Bosna ve Kuzey İrlanda örneklerinde de görülüyor ki; ırk birliği bir ulusun oluşmasına nasıl ki yetmiyorsa, din ya da mezhep ayrımının öne çıkarılması da, bir ulusun ortaya çıkmasını engelleyebilmektedir. Oysa Ziya Gökalp bile, Batı’nın tekniğini, İslam’ın dinini, Türk’ün kültürünü bir araya getirerek bir ulus yaratmak düşüncesindeydi.

Atatürk ilk Türkiye Büyük Millet Meclisi’nde yaptığı bir konuşmada, Türk, Kürt, Laz, Çerkes birlikte bir bütün oluşturduğunu vurgulamıştır. Kurtuluş Savaşı sırasında hep Türkiye milleti deyimini kullanmıştır. Daha sonraları, karmaşık bir etnik yapıdan kendine güvenen çağdaş bir ulus yaratmak için çaba gösterdiğinde de, örneğin “Ne mutlu Türk olana” dememiş, “Ne mutlu Türk’üm diyene” demiştir. Onun için Türk, Anadolu toprakları üzerinde yaşayan, kederde, kıvançta dayanışma içinde olan insanların ortak adıdır. 1935 yılındaki resmi tanımlamaya göre de “ulus, dil, kültür ve ülkü birliği ile birbirine bağlı yurttaşlardan meydana gelen siyasal ve sosyal bir bütündür.”

Atatürk, kendi el yazısıyla kaleme aldığı “Medeni Bilgiler” kitabında, Türk ulusunu şöyle tanımlıyordu:

“Türkiye Cumhuriyeti’ni kuran Türkiye halkına Türk milleti denir.”

1924 Anayasasının 88. maddesi de, aynı anlayışı farklı bir anlatımla somutlaştırmıştır:

“Türkiye halkına, din ve ırk ayırt edilmeksizin, vatandaşlık bakımından Türk denir.”

Gözden uzak tutulmaması gereken bir nokta da, Atatürk’ün “Ne mutlu Türküm diyene” özdeyişini tarihe geçirdiği ortamdır. Bu söz, Avrupa’da ve giderek dünyada ırkçı­lığın yükseldiği bir dönemde söylenmişti. Azımsanmayacak sayıda Türk aydını da bu ırkçılığın etkisi altındaydı. “Ne mutlu bana ki Türk yaratıldım”diye şiirler yazan, Refet Işıtman gibi milletvekilleri vardı. Mehmet Emin Yurdakul’un “Dinim, ırkım uludur”dizesi dillerdeydi.

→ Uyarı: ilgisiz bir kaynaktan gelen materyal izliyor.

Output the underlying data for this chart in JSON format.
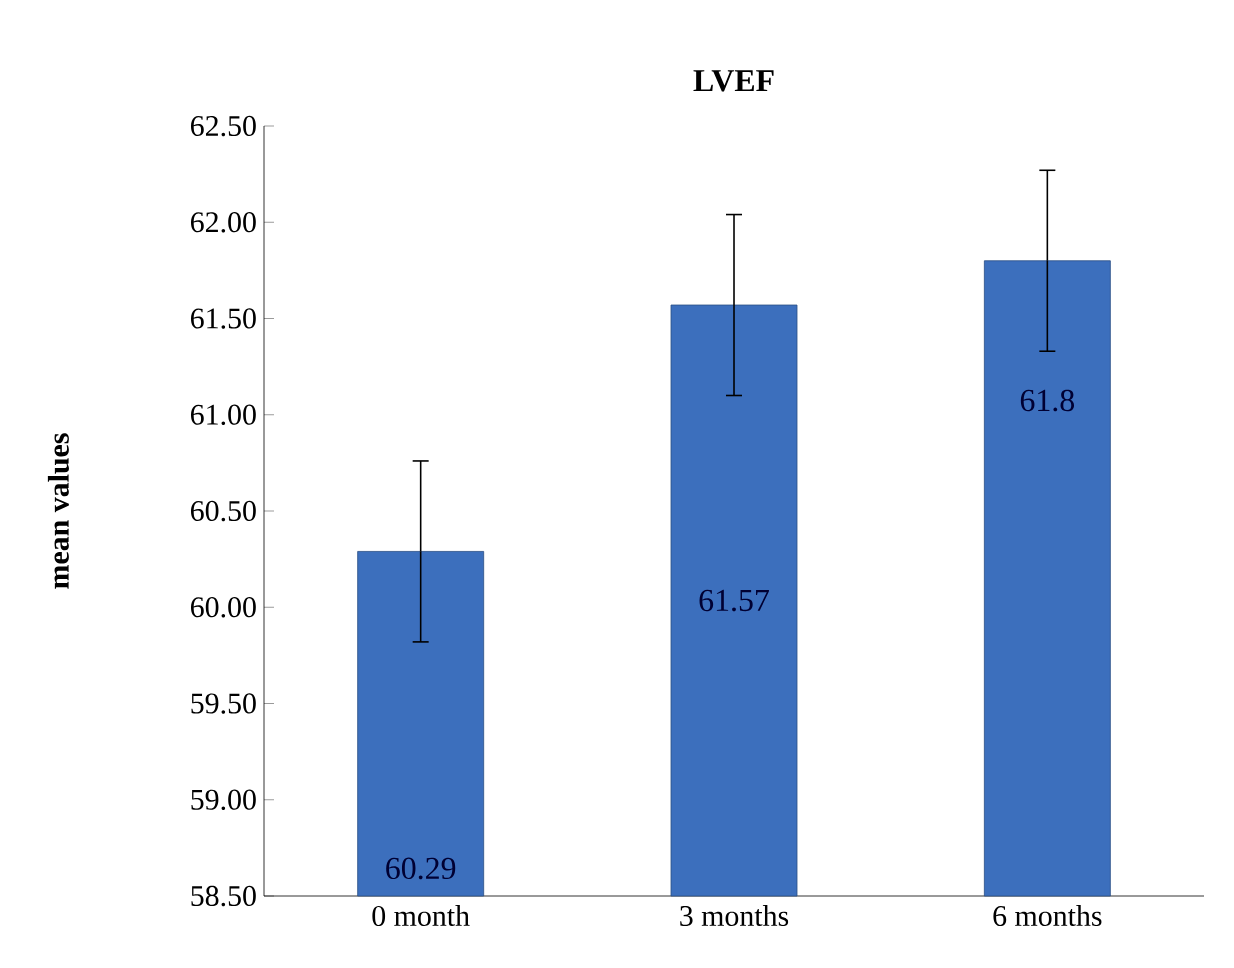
{
  "chart_data": {
    "type": "bar",
    "title": "LVEF",
    "ylabel": "mean values",
    "categories": [
      "0 month",
      "3 months",
      "6 months"
    ],
    "values": [
      60.29,
      61.57,
      61.8
    ],
    "errors": [
      0.47,
      0.47,
      0.47
    ],
    "color": "#3c6fbd",
    "data_labels": true,
    "ylim": [
      58.5,
      62.5
    ],
    "yticks": [
      {
        "value": 58.5,
        "label": "58.50"
      },
      {
        "value": 59,
        "label": "59.00"
      },
      {
        "value": 59.5,
        "label": "59.50"
      },
      {
        "value": 60,
        "label": "60.00"
      },
      {
        "value": 60.5,
        "label": "60.50"
      },
      {
        "value": 61,
        "label": "61.00"
      },
      {
        "value": 61.5,
        "label": "61.50"
      },
      {
        "value": 62,
        "label": "62.00"
      },
      {
        "value": 62.5,
        "label": "62.50"
      }
    ],
    "grid": false
  }
}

Ve Atatürk, “Ne mutlu Türküm diyene” derken, aynı zamanda ırkçı yaklaşımların önüne de bir set çekmiş oluyordu.

Atatürk, ulus kavramına din öğesini dahil etmemesini ise şöyle savunuyordu:

“Türkler İslam dinini kabul etmeden de büyük bir millet idi. Bu dini kabul ettikten sonra, bu din, ne Arapların, ne aynı dinde bulunan Acemlerin ve ne de sairenin Türklerle birleşip bir millet teşkil etmelerine tesir etmedi. Bilakis, Türk milletinin milli bağlarını gevşetti; milli heyecanını uyuşturdu. Bu pek tabii idi. Çünkü Muhammed’in kurduğu dinin amacı, bütün milliyetlerin üzerinde, hepsini kapsayan bir ümmet siyaseti idi.”

Peki bir ulus olmak niçin bu kadar önemliydi?

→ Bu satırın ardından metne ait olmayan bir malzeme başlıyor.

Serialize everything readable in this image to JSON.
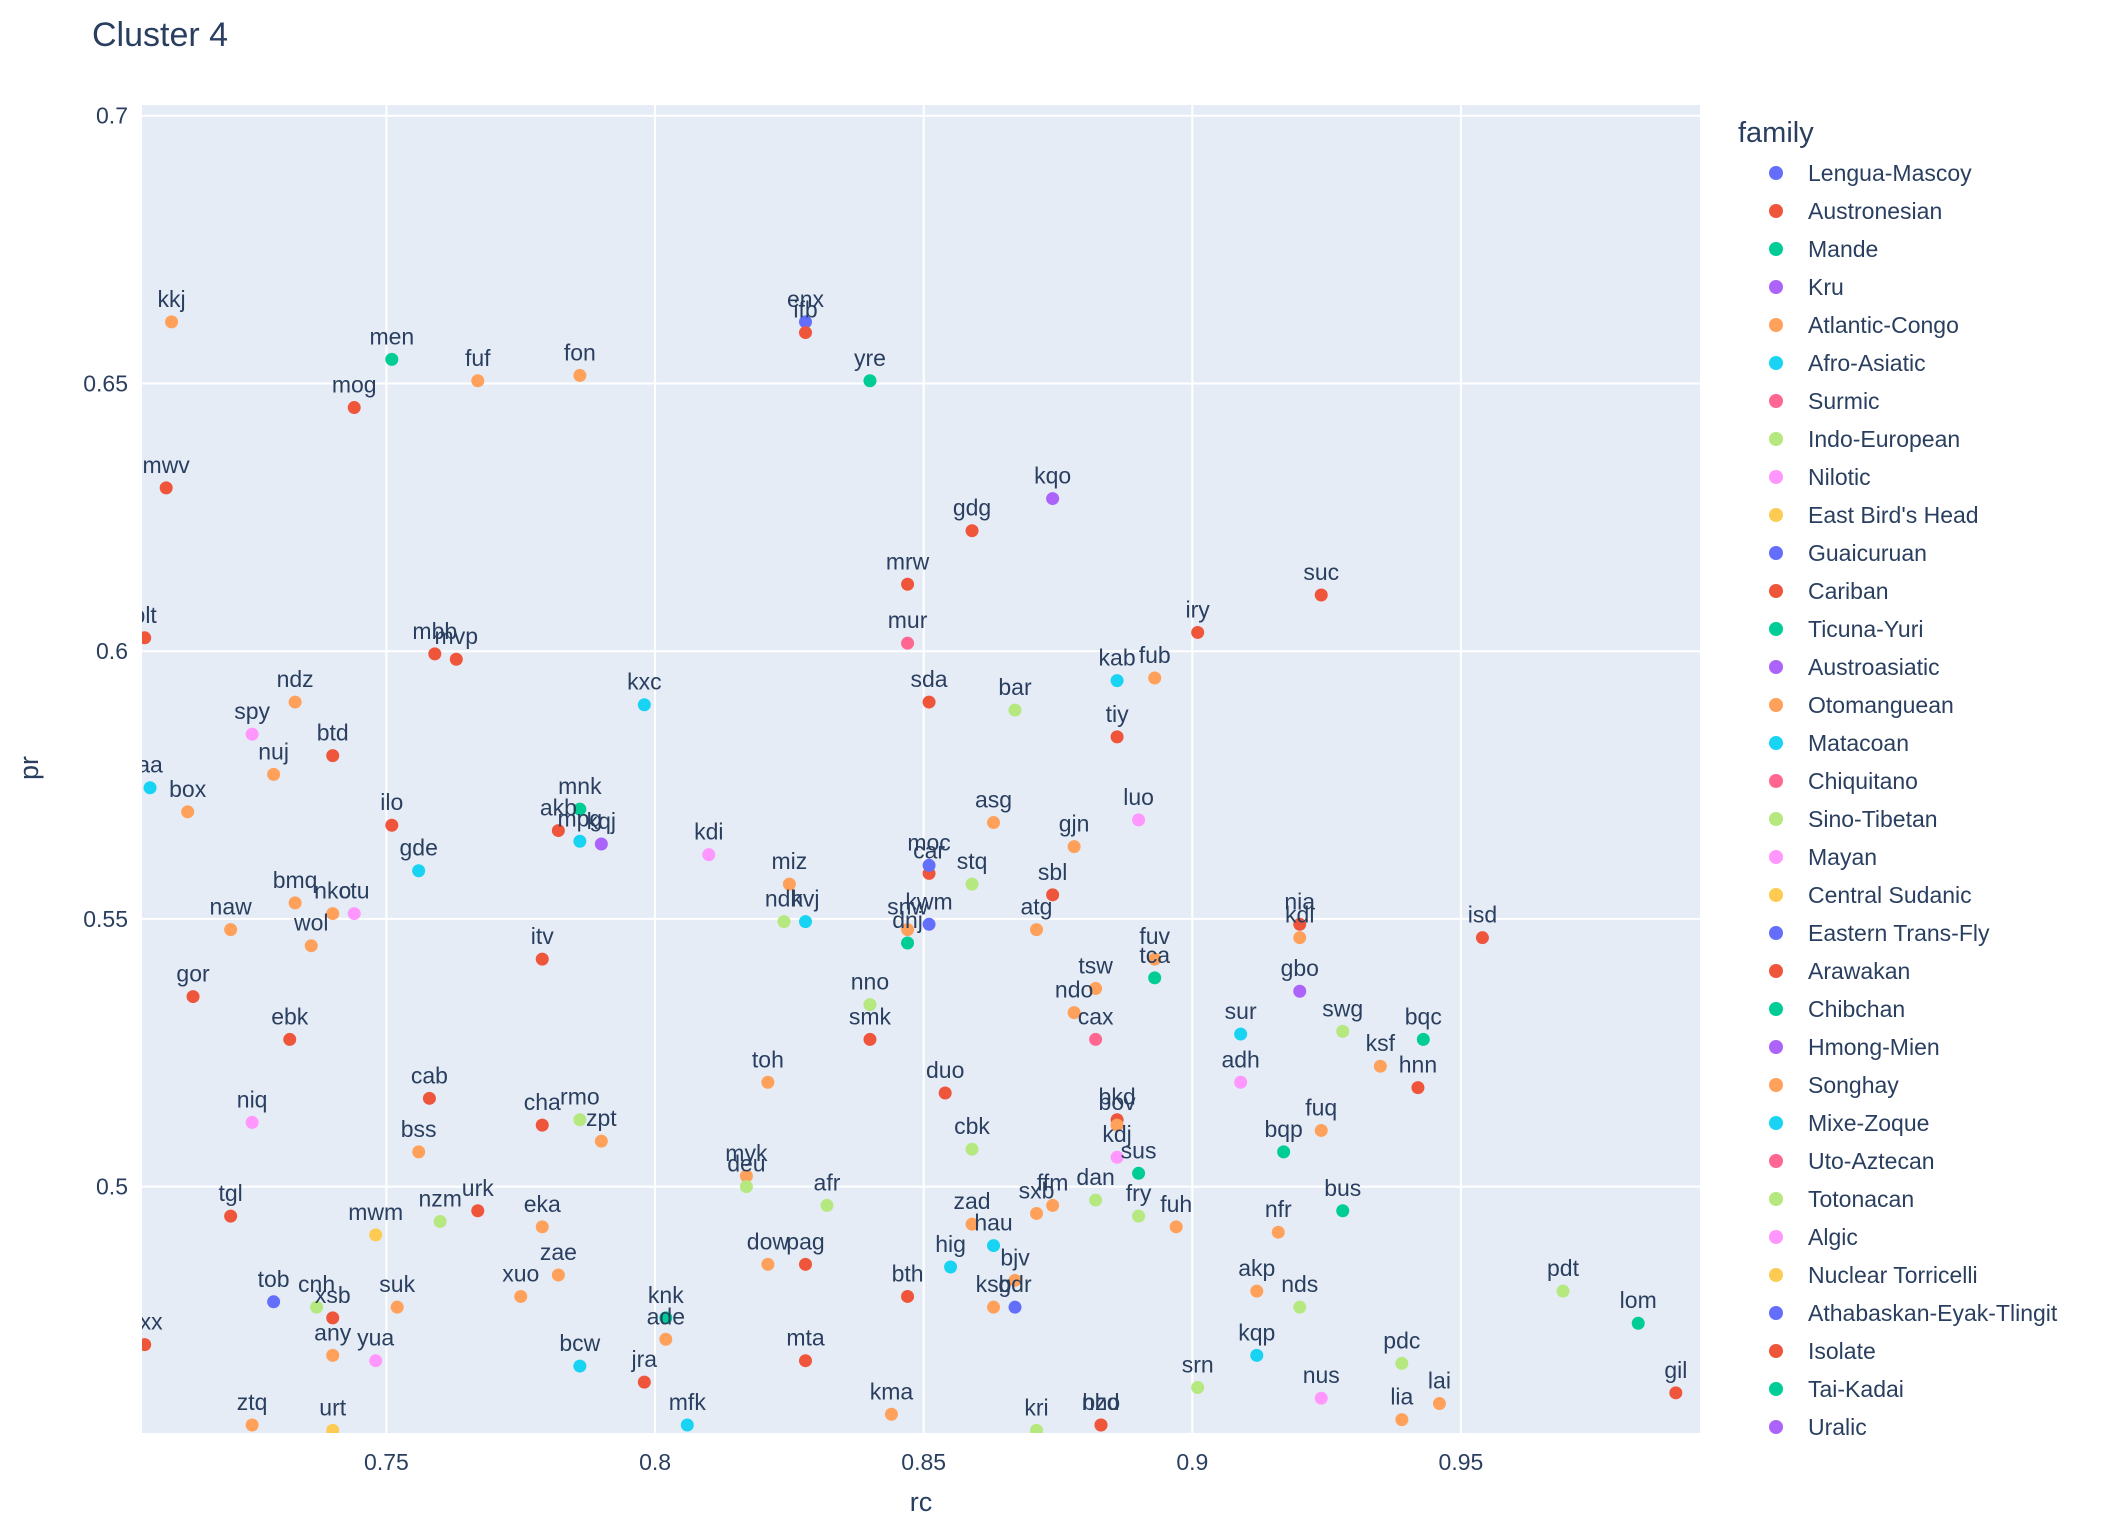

Çünkü çağdaş toplum olabilmenin ilk koşulu, uluslaş­ma aşamasını geride bırakmaktı. Üstelik ulus olma, aynı zamanda demokrasiye geçebilmenin de bir ön koşulu idi. Aşiret, boy, kabile aşamasını geride bırakmadan çağdaşlaşabilmek, demokratik bir toplum oluşturmak olanaksızdı. 

Kemalist ulusçuluk üzerinde inceleme yapmış olan Baskın Oran, vardığı sonucu şöyle özetliyor:

“Atatürk milliyetçiliği kendi bölgesinde olduğu kadar, bütün dünyaya örnek olabilecek birtakım üstün nitelik örnekleri vermiştir… Birincisi, Avrupa’nın ırkçı rejimlerden çok etkilendiği bir dönemde Atatürk milliyetçiliği kesinlikle ırkçı olmamıştır. İkincisi, Atatürk milliyetçiliği, yayılmacı bir milliyetçilik değildir. Kurtuluş Savaşı içinde amaçladığı sınırların ötesinde bir toprak istemi olmamıştır. Buna bağlı olarak, tam anlamıyla barışçı olmuştur. Atatürk milliyetçiliğinin barışçı politikasının bir uygulaması olan İkinci Dünya Savaşı dışında kalış, kim bilir kaç kuşak Türk genci için paha biçilmeyecek bir nimet olmuştur.”